I claim as my invention:
1. In a cylinder top oiler for internal combustion engines, the combination with a casing structure embodying an oil reservoir, a vacuum chamber having a feed port, an oil line connecting the reservoir and chamber and provided with a delivery port in the chamber, and a carbureter connection arranged to drain the feed port and directly connected thereto but otherwise sealed from the vacuum chamber, of a cup surrounding the feed port with its rim well above the feed port and the floor of the chamber so that it may maintain an independent oil level above that in the chamber into which cup arranged on the floor of the chamber accumulations of oil on the floor of the vacuum chamber spill when the oil level in the latter reaches a given point, said cup being provided with a. minute orifice of less capacity than the feed port in a side wall thereof connecting it with the chamber below the rim of the cup and above the floor of the chamber.

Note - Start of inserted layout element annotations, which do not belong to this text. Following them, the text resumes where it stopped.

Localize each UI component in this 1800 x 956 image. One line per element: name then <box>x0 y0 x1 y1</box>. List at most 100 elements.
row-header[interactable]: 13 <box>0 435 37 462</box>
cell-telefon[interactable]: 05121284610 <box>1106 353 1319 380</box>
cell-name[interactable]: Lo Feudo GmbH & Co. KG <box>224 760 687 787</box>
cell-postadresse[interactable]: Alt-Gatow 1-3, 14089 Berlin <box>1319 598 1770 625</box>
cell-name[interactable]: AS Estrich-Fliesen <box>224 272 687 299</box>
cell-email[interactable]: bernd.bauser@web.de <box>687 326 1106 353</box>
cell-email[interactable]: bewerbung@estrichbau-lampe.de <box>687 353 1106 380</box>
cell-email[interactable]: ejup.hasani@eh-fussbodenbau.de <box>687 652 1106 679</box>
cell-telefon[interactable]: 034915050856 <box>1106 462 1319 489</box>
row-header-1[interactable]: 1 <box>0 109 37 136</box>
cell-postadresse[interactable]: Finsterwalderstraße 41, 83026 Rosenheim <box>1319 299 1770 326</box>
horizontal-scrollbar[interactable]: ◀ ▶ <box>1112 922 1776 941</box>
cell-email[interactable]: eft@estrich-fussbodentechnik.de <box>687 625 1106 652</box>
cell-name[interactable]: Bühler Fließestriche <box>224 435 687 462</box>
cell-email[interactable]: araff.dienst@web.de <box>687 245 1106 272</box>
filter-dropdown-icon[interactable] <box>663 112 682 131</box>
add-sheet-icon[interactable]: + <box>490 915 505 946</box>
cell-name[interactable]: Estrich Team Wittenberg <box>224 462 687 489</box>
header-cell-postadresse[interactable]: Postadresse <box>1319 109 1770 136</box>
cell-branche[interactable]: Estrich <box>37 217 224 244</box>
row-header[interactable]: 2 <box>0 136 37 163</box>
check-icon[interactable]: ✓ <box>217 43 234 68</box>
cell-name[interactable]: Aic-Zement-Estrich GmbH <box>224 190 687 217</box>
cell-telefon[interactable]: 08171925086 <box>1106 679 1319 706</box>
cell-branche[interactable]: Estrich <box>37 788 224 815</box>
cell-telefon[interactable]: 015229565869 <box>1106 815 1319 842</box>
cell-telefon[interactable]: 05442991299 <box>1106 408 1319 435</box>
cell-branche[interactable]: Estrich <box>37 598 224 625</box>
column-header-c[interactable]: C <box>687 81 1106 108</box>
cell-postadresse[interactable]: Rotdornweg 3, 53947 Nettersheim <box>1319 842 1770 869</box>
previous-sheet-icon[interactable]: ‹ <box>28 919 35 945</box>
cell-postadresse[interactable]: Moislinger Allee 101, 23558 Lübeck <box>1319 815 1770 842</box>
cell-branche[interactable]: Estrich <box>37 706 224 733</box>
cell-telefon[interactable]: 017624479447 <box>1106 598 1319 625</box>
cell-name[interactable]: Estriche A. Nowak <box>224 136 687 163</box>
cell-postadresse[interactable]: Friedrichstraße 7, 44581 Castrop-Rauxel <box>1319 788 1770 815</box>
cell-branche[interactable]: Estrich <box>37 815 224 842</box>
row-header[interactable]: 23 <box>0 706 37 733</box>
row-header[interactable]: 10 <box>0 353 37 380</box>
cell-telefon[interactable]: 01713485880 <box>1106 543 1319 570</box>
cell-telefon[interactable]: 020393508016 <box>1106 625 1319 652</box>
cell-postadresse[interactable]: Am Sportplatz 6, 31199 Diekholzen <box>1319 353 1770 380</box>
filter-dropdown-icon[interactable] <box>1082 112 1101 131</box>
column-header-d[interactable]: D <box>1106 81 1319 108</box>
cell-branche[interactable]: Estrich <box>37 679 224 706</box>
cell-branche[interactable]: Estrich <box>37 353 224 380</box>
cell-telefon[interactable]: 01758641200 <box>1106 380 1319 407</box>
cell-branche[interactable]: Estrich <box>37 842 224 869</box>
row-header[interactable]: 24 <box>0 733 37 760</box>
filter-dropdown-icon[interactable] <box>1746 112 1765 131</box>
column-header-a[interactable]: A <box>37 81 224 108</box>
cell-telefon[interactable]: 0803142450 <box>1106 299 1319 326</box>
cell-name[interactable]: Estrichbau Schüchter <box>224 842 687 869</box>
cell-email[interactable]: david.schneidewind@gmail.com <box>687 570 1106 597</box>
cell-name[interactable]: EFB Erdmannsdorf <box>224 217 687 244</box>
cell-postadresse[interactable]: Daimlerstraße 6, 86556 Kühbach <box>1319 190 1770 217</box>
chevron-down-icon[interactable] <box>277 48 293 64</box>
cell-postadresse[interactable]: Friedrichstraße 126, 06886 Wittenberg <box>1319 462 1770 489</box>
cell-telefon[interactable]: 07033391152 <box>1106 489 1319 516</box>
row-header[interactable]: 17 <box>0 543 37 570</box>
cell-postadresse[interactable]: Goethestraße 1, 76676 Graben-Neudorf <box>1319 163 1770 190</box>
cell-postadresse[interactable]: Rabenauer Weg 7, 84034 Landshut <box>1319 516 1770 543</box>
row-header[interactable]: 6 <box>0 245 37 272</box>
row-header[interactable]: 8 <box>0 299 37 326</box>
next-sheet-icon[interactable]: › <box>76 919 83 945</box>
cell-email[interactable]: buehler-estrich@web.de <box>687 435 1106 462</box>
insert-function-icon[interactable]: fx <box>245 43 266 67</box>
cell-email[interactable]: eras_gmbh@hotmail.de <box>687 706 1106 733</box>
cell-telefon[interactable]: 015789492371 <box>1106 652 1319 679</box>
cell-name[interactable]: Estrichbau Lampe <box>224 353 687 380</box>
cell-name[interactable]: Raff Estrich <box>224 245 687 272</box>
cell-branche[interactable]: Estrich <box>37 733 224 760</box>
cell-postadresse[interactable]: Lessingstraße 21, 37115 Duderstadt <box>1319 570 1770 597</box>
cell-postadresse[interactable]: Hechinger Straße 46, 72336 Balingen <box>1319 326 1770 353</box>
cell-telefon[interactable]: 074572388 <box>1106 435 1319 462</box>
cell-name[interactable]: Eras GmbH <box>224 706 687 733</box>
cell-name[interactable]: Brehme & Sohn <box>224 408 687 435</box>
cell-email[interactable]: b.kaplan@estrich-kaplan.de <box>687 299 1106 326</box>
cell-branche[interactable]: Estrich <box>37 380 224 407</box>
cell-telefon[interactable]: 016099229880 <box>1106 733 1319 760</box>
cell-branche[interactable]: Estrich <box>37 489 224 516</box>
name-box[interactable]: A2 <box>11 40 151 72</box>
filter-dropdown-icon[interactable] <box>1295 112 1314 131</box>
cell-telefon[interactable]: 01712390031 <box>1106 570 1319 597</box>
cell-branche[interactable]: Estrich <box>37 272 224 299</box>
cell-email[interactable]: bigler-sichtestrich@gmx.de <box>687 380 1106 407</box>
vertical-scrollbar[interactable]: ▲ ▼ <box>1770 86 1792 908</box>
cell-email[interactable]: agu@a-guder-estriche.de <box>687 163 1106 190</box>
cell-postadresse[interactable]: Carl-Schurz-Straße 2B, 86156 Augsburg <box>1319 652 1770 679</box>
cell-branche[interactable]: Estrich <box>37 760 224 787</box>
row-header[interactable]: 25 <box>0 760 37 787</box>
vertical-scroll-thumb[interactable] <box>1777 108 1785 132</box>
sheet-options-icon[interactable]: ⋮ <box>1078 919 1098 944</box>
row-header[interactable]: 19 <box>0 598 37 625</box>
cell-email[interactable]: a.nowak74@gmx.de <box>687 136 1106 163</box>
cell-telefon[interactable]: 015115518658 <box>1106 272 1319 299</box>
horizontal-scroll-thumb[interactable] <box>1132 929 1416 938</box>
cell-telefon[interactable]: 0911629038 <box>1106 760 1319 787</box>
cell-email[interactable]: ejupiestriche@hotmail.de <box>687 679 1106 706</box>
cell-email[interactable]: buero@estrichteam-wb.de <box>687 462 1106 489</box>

2. In a cylinder top oiler for internal combustion engines, the combination with a casing structure embodying an intermediate casing body suspending a lower oil reservoir, a vacuum chamber dome superposed on the casing body above the oil reservoir and having a feed port, an oil line embodying a pipe extending vertically through the oil chamber and through the casing body and the dome to the exterior, said pipe being provided with a delivery portin the vacuum chamber and with a removable cap on its exterior end that both normally seals the. said pipe and secures the dome to the casing body, and a carbureter connection arranged to drain the feed port, of a screw plug in the pipe obstructing the oil line and around the threads of which the oil must travel a greater or less distance and with more or less frictional resistance according to the position of the plug, the latter being accessible for adjustment through the said outer end of the pipe above the dome.
3. In a cylinder top oiler for internal combustion engines, the combination with a vacuum chamber and an oil feed line connected to deliver thereto, of a cup on the floor of the chamber open at the top to receive overflow therefrom at a point well above the floor of the chamber so that the cup is normally sealed off from a low level of oil in the chamber, there being a feed port at the bottom of the cup, and a carbureter connection arranged to drain the feed port and directly connected therewith but otherwise sealed from the chamber, said cup being provided in its wall with a minute opening above the floor of the chamber and above a low level of oil therein for the purpose described.
4. In a cylinder top oiler for internal combustion engines, the combination with a casing structure embodying an oil reservoir, a vacuum chamber embodying a dome superposed on the oil chamber and having a feed port, an oil line connecting the reservoir and chamber embodying a pipe extending vertically straight through the oil chamber and through the dome to the exterior and provided with a delivery port in the vacuum chamber, and a carbureter connection arranged to drain the feed port, of a screw plug, threaded from tip to tip, located in and obstructing the oil line around the threads of which plug the feed of oil must travel a greater or less distance and with more or less frictional resistance according to the position of the plug, said plug being accessible for adjustment through the outer end of the pipe.